Es ist keine Wahrheit, sie gehöre in die Klasse der Begebenheiten oder unter die Erforschungen der Vernunft, die nicht entweder in wesentlichen oder zufälligen Dingen mit anderen Wahrheiten in irgend einer Art der Beziehung stehe. Es müssen andere Dinge ihr vorgehen oder zugleich neben ihr sein oder darauf folgen. Eine Begebenheit muss Veranlassung, Gelegenheit, Ursachen gehabt haben; sie steht mit der Zeit und anderen zugleich vorhandenen Umständen in Verbindung; sie hat endlich ihre Folgen. So muss auch ein Satz der Vernunft seine Gründe haben, aus denen er begreiflich wird; es müssen andere Wahrheiten zuvor erkannt gewesen sein, ehe er hat können erkannt werden; er muss gewisse Folgen haben. Ist der Satz unstreitig wahr, so müssen alle die, welche ihm entgegen stehen, falsch sein; alle die aber, welche er voraussetzt, wahr.
Wenn also die deutlichen Begriffe von dem Subjecto oder Prædicato des Hauptsatzes entweder fehlen oder nicht ausführlich genug sind, die Sache zu beweisen; oder wenn in einer geschehenen Sache nichts widersprechendes ist, wenn sie nicht kann geleugnet werden, um einen Beklagten zu retten; wenn sein Charakter nichts zu seiner Verteidigung an die Hand gibt, so muss man dann auf alle Dinge acht haben, die mit der Hauptsache in irgend einer Verbindung stehen oder eine Beziehung auf sie haben.
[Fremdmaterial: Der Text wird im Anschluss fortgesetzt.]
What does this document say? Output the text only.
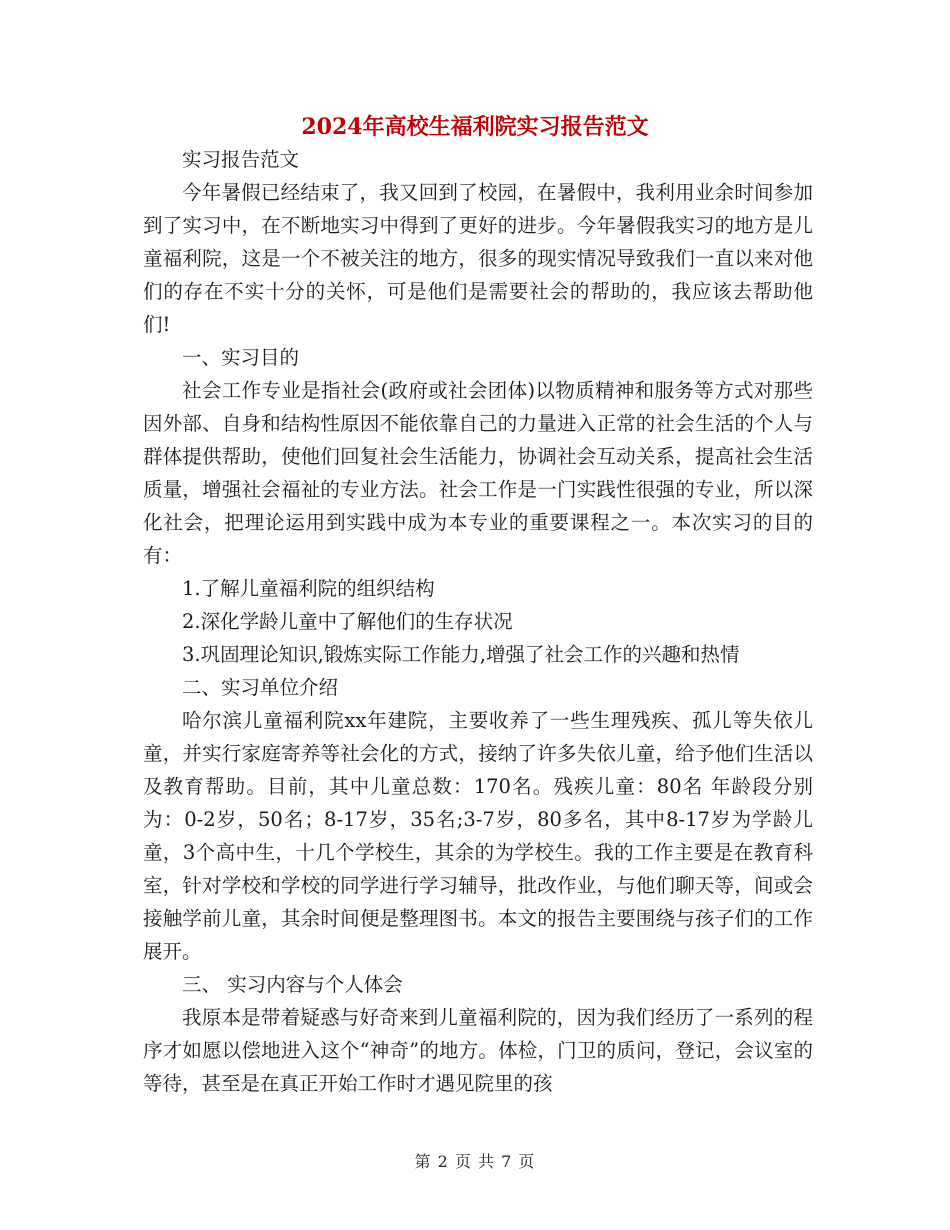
2024年高校生福利院实习报告范文

实习报告范文

今年暑假已经结束了，我又回到了校园，在暑假中，我利用业余时间参加到了实习中，在不断地实习中得到了更好的进步。今年暑假我实习的地方是儿童福利院，这是一个不被关注的地方，很多的现实情况导致我们一直以来对他们的存在不实十分的关怀，可是他们是需要社会的帮助的，我应该去帮助他们!

一、实习目的

社会工作专业是指社会(政府或社会团体)以物质精神和服务等方式对那些因外部、自身和结构性原因不能依靠自己的力量进入正常的社会生活的个人与群体提供帮助，使他们回复社会生活能力，协调社会互动关系，提高社会生活质量，增强社会福祉的专业方法。社会工作是一门实践性很强的专业，所以深化社会，把理论运用到实践中成为本专业的重要课程之一。本次实习的目的有：

1.了解儿童福利院的组织结构

2.深化学龄儿童中了解他们的生存状况

3.巩固理论知识,锻炼实际工作能力,增强了社会工作的兴趣和热情

二、实习单位介绍

哈尔滨儿童福利院xx年建院，主要收养了一些生理残疾、孤儿等失依儿童，并实行家庭寄养等社会化的方式，接纳了许多失依儿童，给予他们生活以及教育帮助。目前，其中儿童总数：170名。残疾儿童：80名 年龄段分别为：0-2岁，50名；8-17岁，35名;3-7岁，80多名，其中8-17岁为学龄儿童，3个高中生，十几个学校生，其余的为学校生。我的工作主要是在教育科室，针对学校和学校的同学进行学习辅导，批改作业，与他们聊天等，间或会接触学前儿童，其余时间便是整理图书。本文的报告主要围绕与孩子们的工作展开。

三、 实习内容与个人体会

我原本是带着疑惑与好奇来到儿童福利院的，因为我们经历了一系列的程序才如愿以偿地进入这个“神奇”的地方。体检，门卫的质问，登记，会议室的等待，甚至是在真正开始工作时才遇见院里的孩

第 2 页 共 7 页
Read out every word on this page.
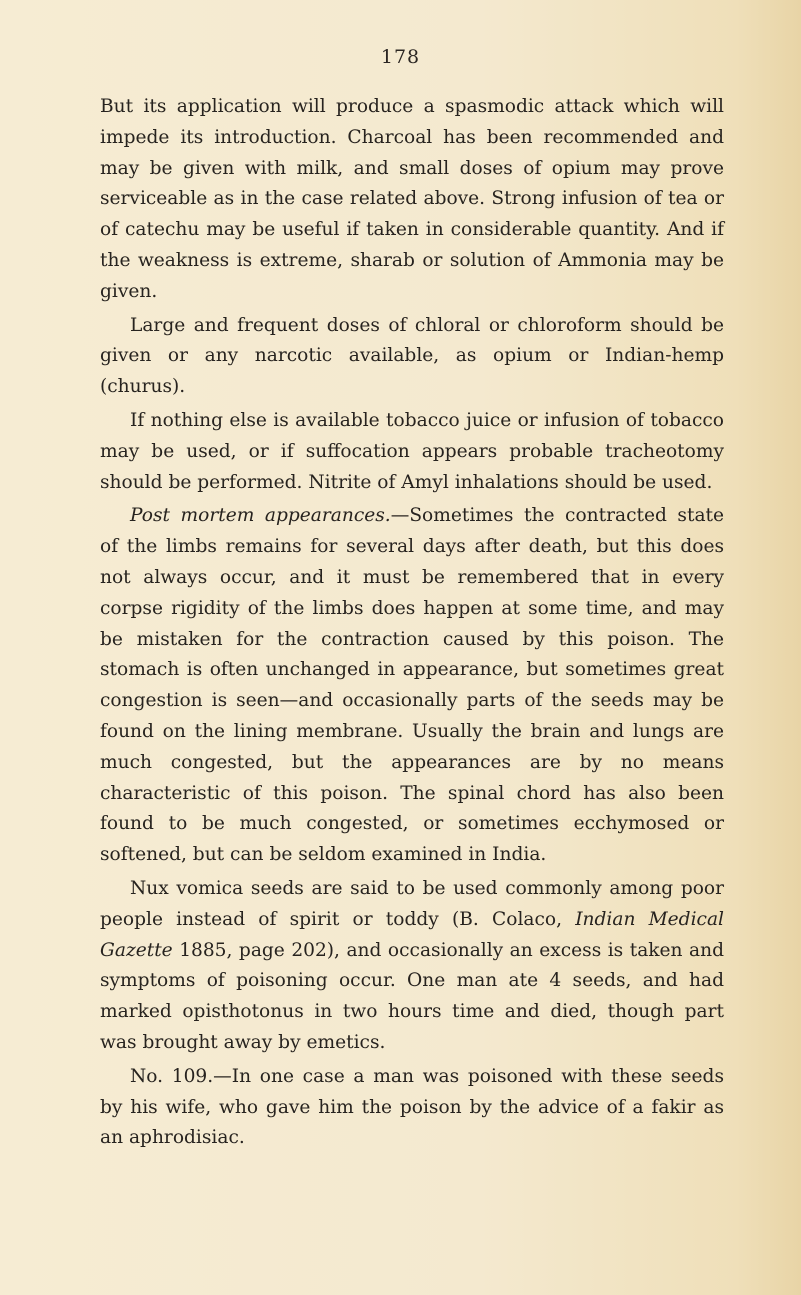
178

But its application will produce a spasmodic attack which will impede its introduction. Charcoal has been recommended and may be given with milk, and small doses of opium may prove serviceable as in the case related above. Strong infusion of tea or of catechu may be useful if taken in considerable quantity. And if the weakness is extreme, sharab or solution of Ammonia may be given.

Large and frequent doses of chloral or chloroform should be given or any narcotic available, as opium or Indian-hemp (churus).

If nothing else is available tobacco juice or infusion of tobacco may be used, or if suffocation appears probable tracheotomy should be performed. Nitrite of Amyl inhalations should be used.

Post mortem appearances.—Sometimes the contracted state of the limbs remains for several days after death, but this does not always occur, and it must be remembered that in every corpse rigidity of the limbs does happen at some time, and may be mistaken for the contraction caused by this poison. The stomach is often unchanged in appearance, but sometimes great congestion is seen—and occasionally parts of the seeds may be found on the lining membrane. Usually the brain and lungs are much congested, but the appearances are by no means characteristic of this poison. The spinal chord has also been found to be much congested, or sometimes ecchymosed or softened, but can be seldom examined in India.

Nux vomica seeds are said to be used commonly among poor people instead of spirit or toddy (B. Colaco, Indian Medical Gazette 1885, page 202), and occasionally an excess is taken and symptoms of poisoning occur. One man ate 4 seeds, and had marked opisthotonus in two hours time and died, though part was brought away by emetics.

No. 109.—In one case a man was poisoned with these seeds by his wife, who gave him the poison by the advice of a fakir as an aphrodisiac.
Wir wollen demnach in einer Frage, die von Vernunftschlüssen abhängt, setzen, man wolle erweisen, dass eine begangene Tat nicht gegen die Gesetze streite und man habe sich vergeblich bemüht, in der Natur der Handlung und in dem Sinn der Gesetze, etwas zur Entschuldigung zu entdecken, so wird man auf andere Sachen, worauf die Gesetze oder die Handlung sich bezieht, denken müssen. Man beweißt z. B. dass die Handlung einerlei ist, mit einer anderen bekannten, welche jedermann für unschuldig und rechtmäßig gehalten hat. Oder man beweißt aus Beispielen, dass das Gesetz auf eine gewisse Weise müsse verstanden werden und zeigt daraus, dass es auf den Fall, wovon geredet wird, nicht gehe. Man kann bisweilen auch aus den offenbar schlimmen Folgen, die ein Gesetz haben müsste, wenn es auf gewisse Weise verstanden würde, zeigen, dass es auf den vorhabenden Fall nicht gehe.
Eben so geht es mit Begebenheiten. Man beweißt, dass der Beklagte damals als sie geschehen, an einem entlegenen Ort gewesen; dass er unmittelbar vorher oder nachher Sachen getan, wodurch diejenige, der man ihn beschuldigt, unmöglich oder höchst unwahrscheinlich wird.